The eQTL Catalogue provides consistently processed gene expression and splicing quantitative trait loci (QTL) from a range of studies on humans with a view to cover all available studies in a few years.

What are QTLs and what is a eQTL Catalogue?

QTLs are genetic variants that are significantly associated with a measurable phenotype. Expression QTLs (eQTLs) enable researchers to interpret genome-wide association studies (GWAS) in the light of the expression change of any gene. This means they can begin to associate non-coding GWAS SNP associations with a molecular mechanism, such as perturbed gene expression level or splicing.

The eQTL Catalogue focuses on expression cis-QTLs (cis-eQTLs), where variants are associated to expression levels of nearby genes, and on splicing QTLs (sQTLs), where variants are associated to specific splicing events within genes.

Why is it important?

“eQTL datasets are rare, but they are hugely valuable for the process of drug discovery,” says Daniel Zerbino, EMBL-EBI Group Leader. “We hope this new resource will help researchers to identify and pursue promising new drug targets.”

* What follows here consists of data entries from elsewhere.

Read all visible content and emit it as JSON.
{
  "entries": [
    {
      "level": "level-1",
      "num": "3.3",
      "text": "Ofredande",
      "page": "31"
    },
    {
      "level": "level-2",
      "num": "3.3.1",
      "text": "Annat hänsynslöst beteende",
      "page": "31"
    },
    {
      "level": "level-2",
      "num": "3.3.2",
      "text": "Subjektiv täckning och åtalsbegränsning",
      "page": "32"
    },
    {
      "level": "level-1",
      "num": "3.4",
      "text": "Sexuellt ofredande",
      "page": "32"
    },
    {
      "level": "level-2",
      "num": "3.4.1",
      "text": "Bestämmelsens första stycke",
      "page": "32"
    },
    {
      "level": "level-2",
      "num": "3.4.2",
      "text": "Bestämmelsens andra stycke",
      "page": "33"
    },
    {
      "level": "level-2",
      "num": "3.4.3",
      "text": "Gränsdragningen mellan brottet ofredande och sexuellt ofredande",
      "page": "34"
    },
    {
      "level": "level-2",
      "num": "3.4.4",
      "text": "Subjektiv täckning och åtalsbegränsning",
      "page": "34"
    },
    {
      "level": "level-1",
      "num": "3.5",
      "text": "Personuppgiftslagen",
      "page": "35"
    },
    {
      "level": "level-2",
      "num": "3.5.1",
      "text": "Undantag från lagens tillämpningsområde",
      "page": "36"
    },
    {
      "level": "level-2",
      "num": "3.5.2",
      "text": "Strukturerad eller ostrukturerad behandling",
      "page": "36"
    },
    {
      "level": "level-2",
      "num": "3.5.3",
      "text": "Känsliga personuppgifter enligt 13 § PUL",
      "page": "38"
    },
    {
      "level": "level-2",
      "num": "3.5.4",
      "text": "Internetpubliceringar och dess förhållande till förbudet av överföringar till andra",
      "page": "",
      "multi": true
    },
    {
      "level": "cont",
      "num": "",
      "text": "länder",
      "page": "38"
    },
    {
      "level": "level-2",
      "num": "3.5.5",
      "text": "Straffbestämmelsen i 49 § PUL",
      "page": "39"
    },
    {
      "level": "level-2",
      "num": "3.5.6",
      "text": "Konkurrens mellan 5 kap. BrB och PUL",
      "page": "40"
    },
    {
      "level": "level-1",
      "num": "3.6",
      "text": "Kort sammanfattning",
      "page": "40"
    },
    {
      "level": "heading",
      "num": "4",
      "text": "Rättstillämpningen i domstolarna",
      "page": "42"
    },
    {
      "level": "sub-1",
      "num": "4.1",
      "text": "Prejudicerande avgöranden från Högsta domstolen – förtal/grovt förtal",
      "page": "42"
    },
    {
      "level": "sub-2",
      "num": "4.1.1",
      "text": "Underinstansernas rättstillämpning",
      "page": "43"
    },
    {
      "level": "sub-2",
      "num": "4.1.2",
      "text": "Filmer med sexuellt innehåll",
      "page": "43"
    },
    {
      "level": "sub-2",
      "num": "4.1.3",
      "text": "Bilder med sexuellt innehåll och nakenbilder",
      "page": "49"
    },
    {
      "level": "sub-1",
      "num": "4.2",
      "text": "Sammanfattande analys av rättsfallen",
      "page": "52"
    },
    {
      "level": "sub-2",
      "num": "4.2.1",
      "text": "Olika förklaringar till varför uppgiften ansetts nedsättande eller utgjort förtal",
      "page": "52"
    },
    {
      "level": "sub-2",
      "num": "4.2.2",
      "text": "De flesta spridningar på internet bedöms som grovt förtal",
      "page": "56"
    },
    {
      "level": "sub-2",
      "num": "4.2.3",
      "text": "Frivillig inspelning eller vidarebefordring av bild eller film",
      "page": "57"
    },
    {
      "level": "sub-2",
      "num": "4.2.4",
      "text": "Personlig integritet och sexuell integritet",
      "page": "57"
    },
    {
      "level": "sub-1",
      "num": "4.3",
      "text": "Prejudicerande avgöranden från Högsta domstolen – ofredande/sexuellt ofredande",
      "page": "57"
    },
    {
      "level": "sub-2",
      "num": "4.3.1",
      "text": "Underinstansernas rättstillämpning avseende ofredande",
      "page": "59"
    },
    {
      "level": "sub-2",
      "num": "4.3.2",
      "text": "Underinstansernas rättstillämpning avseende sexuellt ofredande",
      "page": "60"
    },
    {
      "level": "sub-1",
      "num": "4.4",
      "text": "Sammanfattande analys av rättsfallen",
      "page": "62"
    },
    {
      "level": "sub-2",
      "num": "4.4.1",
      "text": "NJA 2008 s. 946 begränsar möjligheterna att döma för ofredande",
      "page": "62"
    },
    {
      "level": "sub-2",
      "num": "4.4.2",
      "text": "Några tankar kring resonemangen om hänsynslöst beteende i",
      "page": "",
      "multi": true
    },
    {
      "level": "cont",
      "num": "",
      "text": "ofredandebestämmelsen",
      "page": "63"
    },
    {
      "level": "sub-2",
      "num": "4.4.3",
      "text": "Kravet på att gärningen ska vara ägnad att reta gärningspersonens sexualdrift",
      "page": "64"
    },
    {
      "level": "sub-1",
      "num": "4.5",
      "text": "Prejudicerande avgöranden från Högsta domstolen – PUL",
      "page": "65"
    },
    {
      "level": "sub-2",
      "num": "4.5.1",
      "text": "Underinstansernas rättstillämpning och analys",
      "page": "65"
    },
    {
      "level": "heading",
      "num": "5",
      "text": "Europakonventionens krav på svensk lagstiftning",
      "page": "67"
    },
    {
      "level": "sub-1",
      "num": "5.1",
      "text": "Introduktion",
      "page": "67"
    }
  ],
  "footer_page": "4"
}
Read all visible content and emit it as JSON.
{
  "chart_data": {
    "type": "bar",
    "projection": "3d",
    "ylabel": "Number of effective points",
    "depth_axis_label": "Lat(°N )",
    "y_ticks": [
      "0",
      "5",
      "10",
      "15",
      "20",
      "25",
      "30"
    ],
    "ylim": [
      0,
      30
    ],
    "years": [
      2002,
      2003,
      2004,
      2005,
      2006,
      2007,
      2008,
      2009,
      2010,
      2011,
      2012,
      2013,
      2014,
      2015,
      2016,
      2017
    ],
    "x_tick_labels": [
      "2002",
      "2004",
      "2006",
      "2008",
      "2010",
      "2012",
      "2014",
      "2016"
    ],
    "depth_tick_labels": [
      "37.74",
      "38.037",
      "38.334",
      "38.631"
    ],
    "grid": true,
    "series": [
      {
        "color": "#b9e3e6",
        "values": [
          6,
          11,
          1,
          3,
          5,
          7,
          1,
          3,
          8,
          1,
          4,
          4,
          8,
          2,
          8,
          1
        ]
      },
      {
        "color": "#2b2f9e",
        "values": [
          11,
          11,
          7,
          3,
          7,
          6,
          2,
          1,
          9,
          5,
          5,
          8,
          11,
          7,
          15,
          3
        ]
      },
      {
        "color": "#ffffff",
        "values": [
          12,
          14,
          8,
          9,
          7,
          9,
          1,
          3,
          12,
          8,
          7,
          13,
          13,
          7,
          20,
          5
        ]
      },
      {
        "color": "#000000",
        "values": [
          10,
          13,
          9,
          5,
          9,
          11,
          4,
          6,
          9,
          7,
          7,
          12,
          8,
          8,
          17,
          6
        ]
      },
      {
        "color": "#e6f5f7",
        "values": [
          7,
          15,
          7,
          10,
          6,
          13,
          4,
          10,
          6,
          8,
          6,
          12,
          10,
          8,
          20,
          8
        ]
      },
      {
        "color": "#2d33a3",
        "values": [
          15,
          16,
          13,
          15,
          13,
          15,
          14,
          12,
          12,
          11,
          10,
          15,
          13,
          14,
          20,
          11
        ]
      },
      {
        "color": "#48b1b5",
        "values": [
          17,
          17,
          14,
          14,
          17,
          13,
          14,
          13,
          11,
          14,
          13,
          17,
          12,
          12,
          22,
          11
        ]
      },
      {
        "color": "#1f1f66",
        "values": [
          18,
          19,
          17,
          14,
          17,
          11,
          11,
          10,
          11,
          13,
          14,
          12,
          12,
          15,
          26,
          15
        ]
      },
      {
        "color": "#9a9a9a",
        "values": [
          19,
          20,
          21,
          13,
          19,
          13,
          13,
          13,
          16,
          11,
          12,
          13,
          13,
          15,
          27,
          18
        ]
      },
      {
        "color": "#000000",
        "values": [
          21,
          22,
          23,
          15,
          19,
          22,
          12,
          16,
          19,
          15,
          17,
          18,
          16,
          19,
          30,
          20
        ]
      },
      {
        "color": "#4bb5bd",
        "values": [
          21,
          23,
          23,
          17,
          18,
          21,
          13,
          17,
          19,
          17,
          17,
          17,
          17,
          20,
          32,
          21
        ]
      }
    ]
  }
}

For example, the Open Targets Genetics Portal has already incorporated these data for drug target identification and prioritisation, which are freely available on a graphical user interface and through the EMBL-EBI FTP site.

The eQTL Catalogue processes public datasets using its uniform pipeline. The Catalogue currently provides access to 19 published datasets, but the aim is to cover all accessible published datasets on humans.

The datasets are downloadable via FTP or REST API and will soon be fully available in EMBL-EBI’s Ensembl and Expression Atlas resources.